C4 Therapeutics was co-founded by Ken Anderson, M.D., Kraft Family Professor of Medicine, Harvard Medical School, Director of the Jerome Lipper Multiple Myeloma Center and LeBow Institute for Myeloma Therapeutics at Dana-Farber, and a world-renowned expert in protein degradation and multiple myeloma; Nathanael Gray, Ph.D., Professor of Biological Chemistry and Molecular Pharmacology, Harvard Medical School, Principal Investigator at Dana-Farber and an expert in kinase inhibitors and drug discovery; software and biotech entrepreneur Marc Cohen; and James “Jay” E. Bradner, M.D., former Associate Professor of Medicine, Harvard Medical School and former Investigator at Dana-Farber.

C4 Therapeutics appointed Jason Fisherman, M.D., as Chief Executive Officer of the Company and Member of the Board of Directors. Dr. Fisherman has a track record of building companies as a venture investor at Synthesis Capital and Advent International, a global private equity firm, where his team led or managed over 35 investments in biotechnology, medical technology and healthcare information services. Prior to joining Advent International, Dr. Fisherman had over ten years of drug research and clinical development experience in biopharmaceutical companies, academia, and at the National Cancer Institute. Dr.
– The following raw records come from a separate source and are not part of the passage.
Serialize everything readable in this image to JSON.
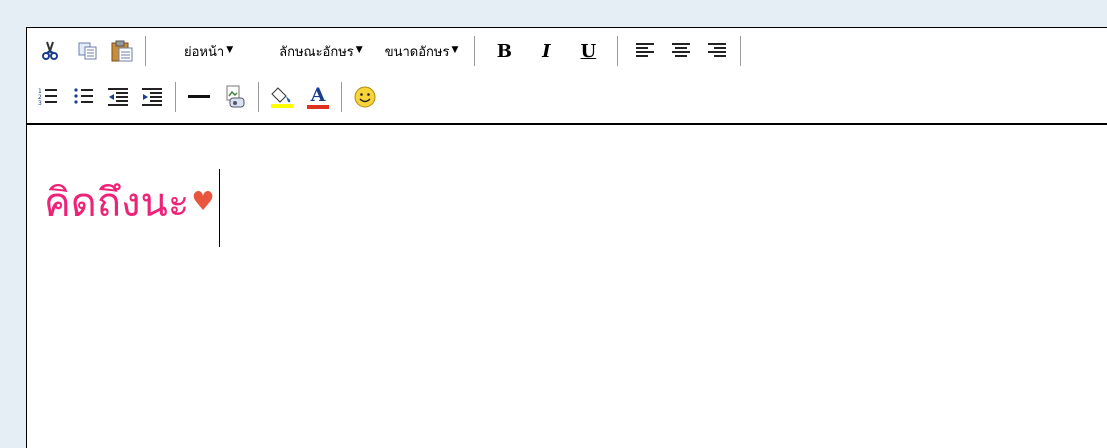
{
  "toolbar": {
    "row1": {
      "cut_icon": "cut-icon",
      "copy_icon": "copy-icon",
      "paste_icon": "paste-icon",
      "paragraph_label": "ย่อหน้า",
      "font_label": "ลักษณะอักษร",
      "size_label": "ขนาดอักษร",
      "bold_label": "B",
      "italic_label": "I",
      "underline_label": "U",
      "align_left_icon": "align-left-icon",
      "align_center_icon": "align-center-icon",
      "align_right_icon": "align-right-icon"
    },
    "row2": {
      "ordered_list_icon": "ordered-list-icon",
      "unordered_list_icon": "unordered-list-icon",
      "outdent_icon": "outdent-icon",
      "indent_icon": "indent-icon",
      "hr_icon": "horizontal-rule-icon",
      "image_icon": "insert-image-icon",
      "highlight_icon": "highlight-color-icon",
      "font_color_label": "A",
      "emoji_icon": "smiley-icon"
    }
  },
  "content": {
    "text": "คิดถึงนะ",
    "heart": "♥"
  },
  "colors": {
    "text": "#ee2277",
    "heart": "#e8563e",
    "highlight_bar": "#ffff00",
    "font_color_bar": "#e0301e"
  }
}
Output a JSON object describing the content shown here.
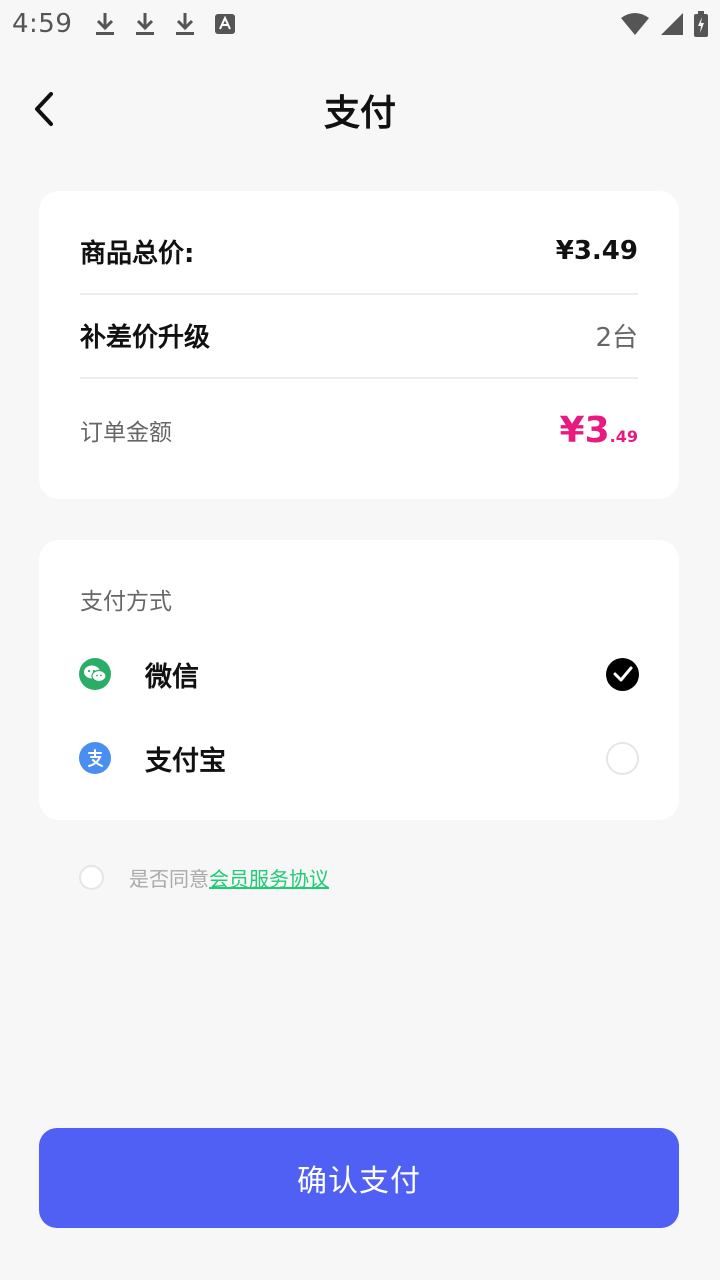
{
  "status_bar": {
    "time": "4:59",
    "left_icons": [
      "download-icon",
      "download-icon",
      "download-icon",
      "text-a-icon"
    ],
    "right_icons": [
      "wifi-icon",
      "signal-icon",
      "battery-charging-icon"
    ]
  },
  "header": {
    "title": "支付",
    "back_icon": "chevron-left-icon"
  },
  "price_card": {
    "goods_total_label": "商品总价:",
    "goods_total_value": "¥3.49",
    "upgrade_label": "补差价升级",
    "upgrade_value": "2台",
    "order_amount_label": "订单金额",
    "order_amount_main": "¥3",
    "order_amount_decimal": ".49",
    "accent_color": "#e8197f"
  },
  "payment": {
    "title": "支付方式",
    "options": [
      {
        "name": "微信",
        "icon": "wechat-icon",
        "selected": true,
        "color": "#2aae67"
      },
      {
        "name": "支付宝",
        "icon": "alipay-icon",
        "selected": false,
        "color": "#4a8ef0"
      }
    ]
  },
  "agreement": {
    "prefix": "是否同意",
    "link": "会员服务协议",
    "checked": false,
    "link_color": "#1fcc74"
  },
  "confirm_button": {
    "label": "确认支付",
    "color": "#5160f4"
  }
}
Fisherman received a B.A. in Molecular Biophysics and Biochemistry from Yale, an M.D. from the University of Pennsylvania and an M.B.A. from the Wharton School of the University of Pennsylvania.

More information about C4 Therapeutics is available at www.C4Therapeutics.com.

Prohost Observations

Not being able to invest in these firms today does not mean that we will not be able to invest in them tomorrow when they finally decide to play their symphonies in public.

Regarding Guardant Health, Liquid biopsy testing like the Guardant 360 test developed by Guardant Health are on their way to revolutionize the management of cancer by enabling a better information about the cancer genetics, which enables an accurate selection of the drugs that target the culprit disease-causing proteins, regardless of whether the drugs are still being investigated in clinical trials or approved and marketed.

In the News, Illumina (ILMN) has formed a company called Grail, which raised over $100 million from Illumina and the venture capital Arch Venture Partners, Bill Gates, the founder of Microsoft  and Jeffrey P. Besos, the founder of Amazon. Grail is now a majority owned by Illumina. Its task is to develop a blood test that can detect any cancer early enough so it will be easier to treat.

The debate about the test will be hot between those who believe the test will be helpful, or not, feasible, or not and expensive or not. Our guess is that it will be a successful great accomplishment that will further help a successful management of cancer.

Regarding C4 Therapeutics’ new Degronimid therapeutic molecules, the successful lab tests and animal trials brings optimism in the approach that makes disappear the disease-causing abnormal   proteins.

This makes a big difference, as inhibiting them with the current targeted treatments is like cutting the serpent’s tail, while sparing its head, which gives a chance for the serpent to sooner or later regenerate and bite again and again.   

Prohost Forward-Looking: Material presented here is for informational purposes only. Nothing in this article should be taken as a solicitation to purchase or sell securities. Before buying or selling any stock you should do your own research and reach your own conclusion. Further, these are our ‘opinions’ and we may be wrong. We may have positions in securities mentioned in this article. You should take this into consideration before acting on any advice given in this article. If this makes you uncomfortable, then do not listen to our thoughts and opinions. The contents of this article do not take into consideration your individual investment objectives so consult with your own financial adviser before making an investment decision. Investing includes certain risks including loss of principal.